Ipertensione arteriosa polmonare associata a sclerosi sistemica, età fattore predittivo di migliorata sopravvivenza

Giovedi 12 Dicembre 2019  Nicola Casella

Tra il 2006 e il 2017, la sopravvivenza dei pazienti affetti da ipertensione arteriosa polmonare associata a sclerosi sistemica (SSc-PAH) è migliorata negli individui di età uguale o inferiore a 70 anni, ma non negli individui di età più avanzata. E’ questo il responso di uno studio recentemente pubblicato su CHEST, che ha individuato nell’età del paziente un fattore predittivo determinante di sopravvivenza. Lo studio ha documentato anche una percentuale significativamente più elevata di pazienti non ultra70enni in trattamento iniziale con terapia di combinazione, un aspetto che dovrebbe essere approfondito in studi ulteriori, atti a verificare l’esistenza di un eventuale rapporto di causalità.
Qualche informazione sulla ipertensione arteriosa polmonare associata a sclerosi sistemica (SSc-PAH)
La PAH è una comorbilità della SSc di frequente riscontro  (intorno al 10%) e rappresenta una delle cause principali di mortalità. I pazienti con PAH associata a SSc presentano outcome di malattia peggiori di quelli affetti da altre cause di PAH e rispondono meno ai trattamenti riservati alla PAH.

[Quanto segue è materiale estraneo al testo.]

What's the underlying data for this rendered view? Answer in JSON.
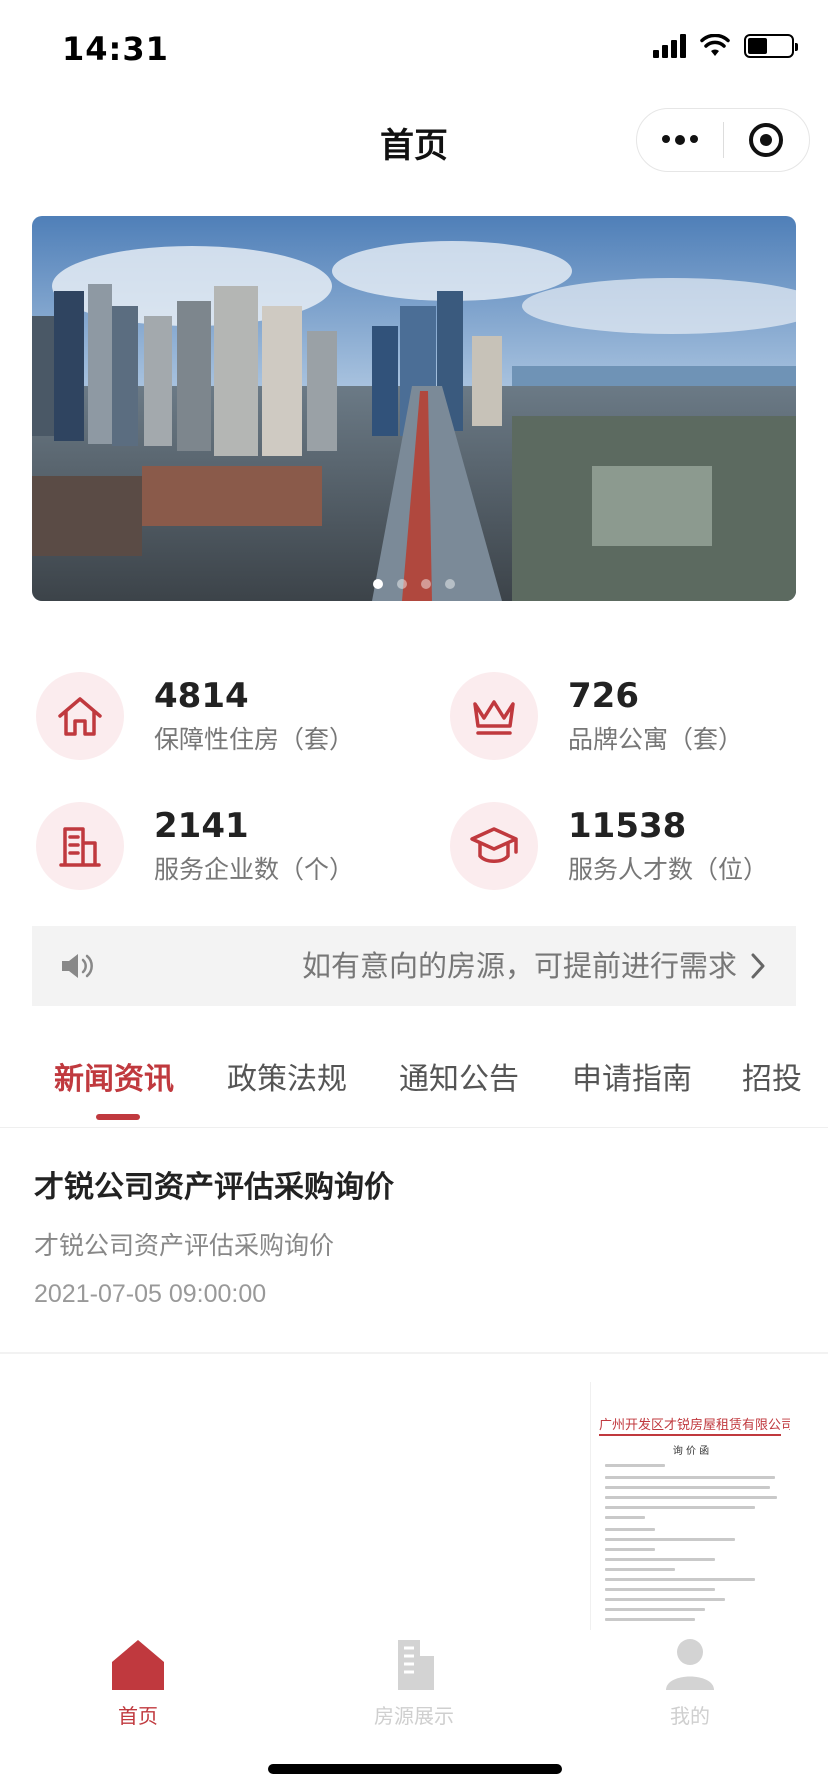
{
  "status": {
    "time": "14:31"
  },
  "nav": {
    "title": "首页"
  },
  "banner": {
    "slide_count": 4,
    "active_index": 0
  },
  "stats": [
    {
      "icon": "house-icon",
      "value": "4814",
      "label": "保障性住房（套）"
    },
    {
      "icon": "crown-icon",
      "value": "726",
      "label": "品牌公寓（套）"
    },
    {
      "icon": "building-icon",
      "value": "2141",
      "label": "服务企业数（个）"
    },
    {
      "icon": "graduation-cap-icon",
      "value": "11538",
      "label": "服务人才数（位）"
    }
  ],
  "notice": {
    "text": "如有意向的房源，可提前进行需求"
  },
  "tabs": [
    {
      "label": "新闻资讯",
      "active": true
    },
    {
      "label": "政策法规",
      "active": false
    },
    {
      "label": "通知公告",
      "active": false
    },
    {
      "label": "申请指南",
      "active": false
    },
    {
      "label": "招投",
      "active": false
    }
  ],
  "news": [
    {
      "title": "才锐公司资产评估采购询价",
      "summary": "才锐公司资产评估采购询价",
      "date": "2021-07-05 09:00:00"
    }
  ],
  "doc_preview": {
    "company": "广州开发区才锐房屋租赁有限公司",
    "heading": "询 价 函"
  },
  "tabbar": [
    {
      "label": "首页",
      "icon": "home-icon",
      "active": true
    },
    {
      "label": "房源展示",
      "icon": "building-icon",
      "active": false
    },
    {
      "label": "我的",
      "icon": "user-icon",
      "active": false
    }
  ],
  "colors": {
    "accent": "#c0393e",
    "icon_bg": "#fbecee"
  }
}
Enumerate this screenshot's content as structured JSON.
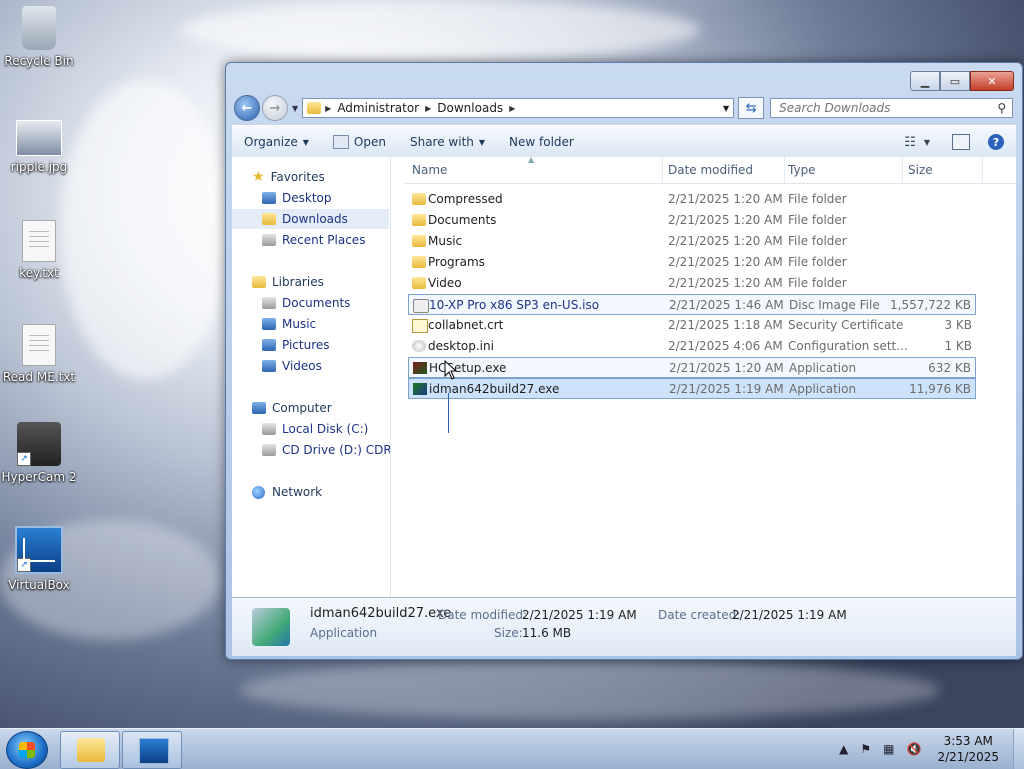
{
  "desktop": {
    "icons": [
      {
        "label": "Recycle Bin",
        "icon": "recycle-bin-icon"
      },
      {
        "label": "ripple.jpg",
        "icon": "image-file-icon"
      },
      {
        "label": "key.txt",
        "icon": "text-file-icon"
      },
      {
        "label": "Read ME.txt",
        "icon": "text-file-icon"
      },
      {
        "label": "HyperCam 2",
        "icon": "hypercam-icon"
      },
      {
        "label": "VirtualBox",
        "icon": "virtualbox-icon"
      }
    ]
  },
  "explorer": {
    "address": [
      "Administrator",
      "Downloads"
    ],
    "search_placeholder": "Search Downloads",
    "toolbar": {
      "organize": "Organize",
      "open": "Open",
      "share_with": "Share with",
      "new_folder": "New folder"
    },
    "nav": {
      "favorites": "Favorites",
      "desktop": "Desktop",
      "downloads": "Downloads",
      "recent_places": "Recent Places",
      "libraries": "Libraries",
      "documents": "Documents",
      "music": "Music",
      "pictures": "Pictures",
      "videos": "Videos",
      "computer": "Computer",
      "local_disk": "Local Disk (C:)",
      "cd_drive": "CD Drive (D:) CDROM",
      "network": "Network"
    },
    "columns": {
      "name": "Name",
      "date": "Date modified",
      "type": "Type",
      "size": "Size"
    },
    "files": [
      {
        "name": "Compressed",
        "date": "2/21/2025 1:20 AM",
        "type": "File folder",
        "size": "",
        "icon": "folder-icon"
      },
      {
        "name": "Documents",
        "date": "2/21/2025 1:20 AM",
        "type": "File folder",
        "size": "",
        "icon": "folder-icon"
      },
      {
        "name": "Music",
        "date": "2/21/2025 1:20 AM",
        "type": "File folder",
        "size": "",
        "icon": "folder-icon"
      },
      {
        "name": "Programs",
        "date": "2/21/2025 1:20 AM",
        "type": "File folder",
        "size": "",
        "icon": "folder-icon"
      },
      {
        "name": "Video",
        "date": "2/21/2025 1:20 AM",
        "type": "File folder",
        "size": "",
        "icon": "folder-icon"
      },
      {
        "name": "10-XP Pro x86 SP3 en-US.iso",
        "date": "2/21/2025 1:46 AM",
        "type": "Disc Image File",
        "size": "1,557,722 KB",
        "icon": "disc-image-icon"
      },
      {
        "name": "collabnet.crt",
        "date": "2/21/2025 1:18 AM",
        "type": "Security Certificate",
        "size": "3 KB",
        "icon": "certificate-icon"
      },
      {
        "name": "desktop.ini",
        "date": "2/21/2025 4:06 AM",
        "type": "Configuration sett...",
        "size": "1 KB",
        "icon": "config-file-icon"
      },
      {
        "name": "HCSetup.exe",
        "date": "2/21/2025 1:20 AM",
        "type": "Application",
        "size": "632 KB",
        "icon": "installer-icon"
      },
      {
        "name": "idman642build27.exe",
        "date": "2/21/2025 1:19 AM",
        "type": "Application",
        "size": "11,976 KB",
        "icon": "installer-icon"
      }
    ],
    "details": {
      "name": "idman642build27.exe",
      "kind": "Application",
      "date_modified_label": "Date modified:",
      "date_modified": "2/21/2025 1:19 AM",
      "date_created_label": "Date created:",
      "date_created": "2/21/2025 1:19 AM",
      "size_label": "Size:",
      "size": "11.6 MB"
    }
  },
  "taskbar": {
    "time": "3:53 AM",
    "date": "2/21/2025"
  }
}
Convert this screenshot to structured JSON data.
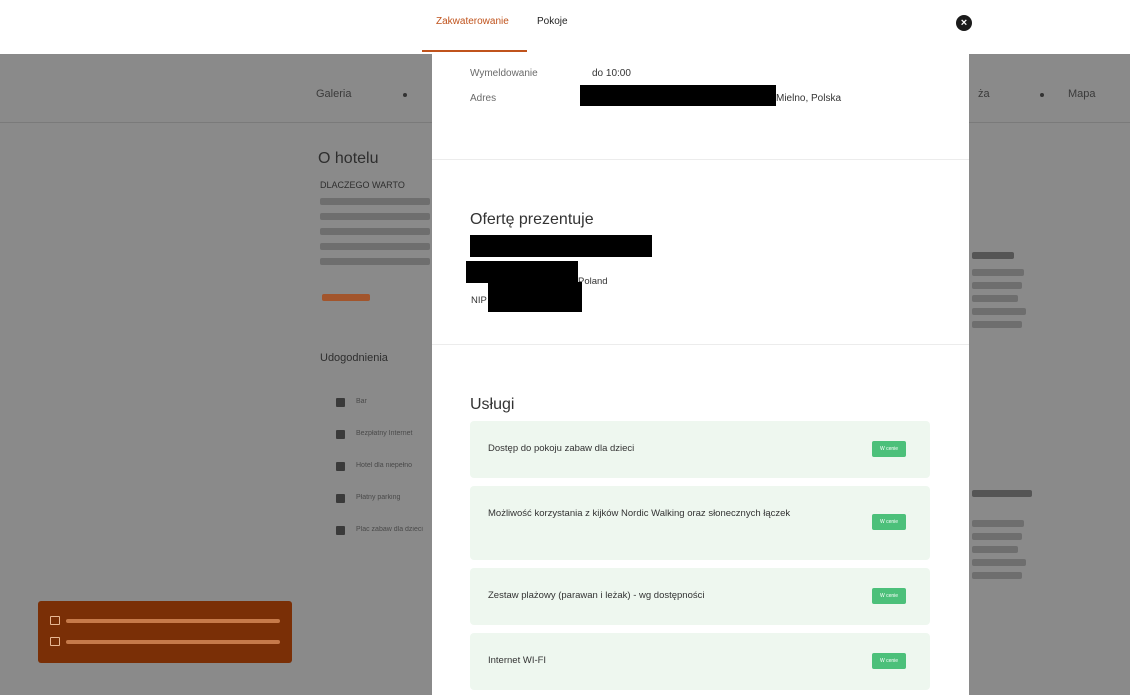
{
  "tabs": [
    {
      "label": "Zakwaterowanie",
      "active": true
    },
    {
      "label": "Pokoje",
      "active": false
    }
  ],
  "close_icon": "close-circle-icon",
  "background_page": {
    "nav": {
      "left": "Galeria",
      "right": "Mapa"
    },
    "section_title": "O hotelu",
    "intro_text": "DLACZEGO WARTO",
    "amenities_title": "Udogodnienia",
    "amenities": [
      {
        "label": "Bar",
        "icon": "bar-icon"
      },
      {
        "label": "Bezpłatny Internet",
        "icon": "wifi-icon"
      },
      {
        "label": "Hotel dla niepełno",
        "icon": "accessible-icon"
      },
      {
        "label": "Płatny parking",
        "icon": "parking-icon"
      },
      {
        "label": "Plac zabaw dla dzieci",
        "icon": "playground-icon"
      }
    ]
  },
  "modal": {
    "checkout": {
      "label": "Wymeldowanie",
      "value": "do 10:00"
    },
    "address": {
      "label": "Adres",
      "value_suffix": "Mielno, Polska"
    },
    "offer": {
      "title": "Ofertę prezentuje",
      "country": "Poland",
      "nip_label": "NIP"
    },
    "services": {
      "title": "Usługi",
      "badge_label": "W cenie",
      "items": [
        {
          "label": "Dostęp do pokoju zabaw dla dzieci"
        },
        {
          "label": "Możliwość korzystania z kijków Nordic Walking oraz słonecznych łączek"
        },
        {
          "label": "Zestaw plażowy (parawan i leżak) - wg dostępności"
        },
        {
          "label": "Internet WI-FI"
        }
      ]
    }
  },
  "colors": {
    "accent": "#c0531c",
    "badge": "#4cc07a",
    "service_bg": "#eef7ef",
    "overlay": "#8a8a8a",
    "toast": "#7a2f06"
  }
}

Il tasso di sopravvivenza a 3 anni è molto ridotto, attestandosi intorno al 52%, anche se studi più recenti hanno dimostrato un leggero miglioramento di questo dato.

Le Linee Guida attuali raccomandano di sottoporre a screening annuale i pazienti asintomatici con SSc (mediante valutazione ecografica, della capacità di diffusione di CO a livello polmonare e di alcuni biomarcatori).

Lo screening regolare periodico, infatti, potrebbe migliorare la sopravvivenza dei pazienti, identificando i casi meno severi di PAH.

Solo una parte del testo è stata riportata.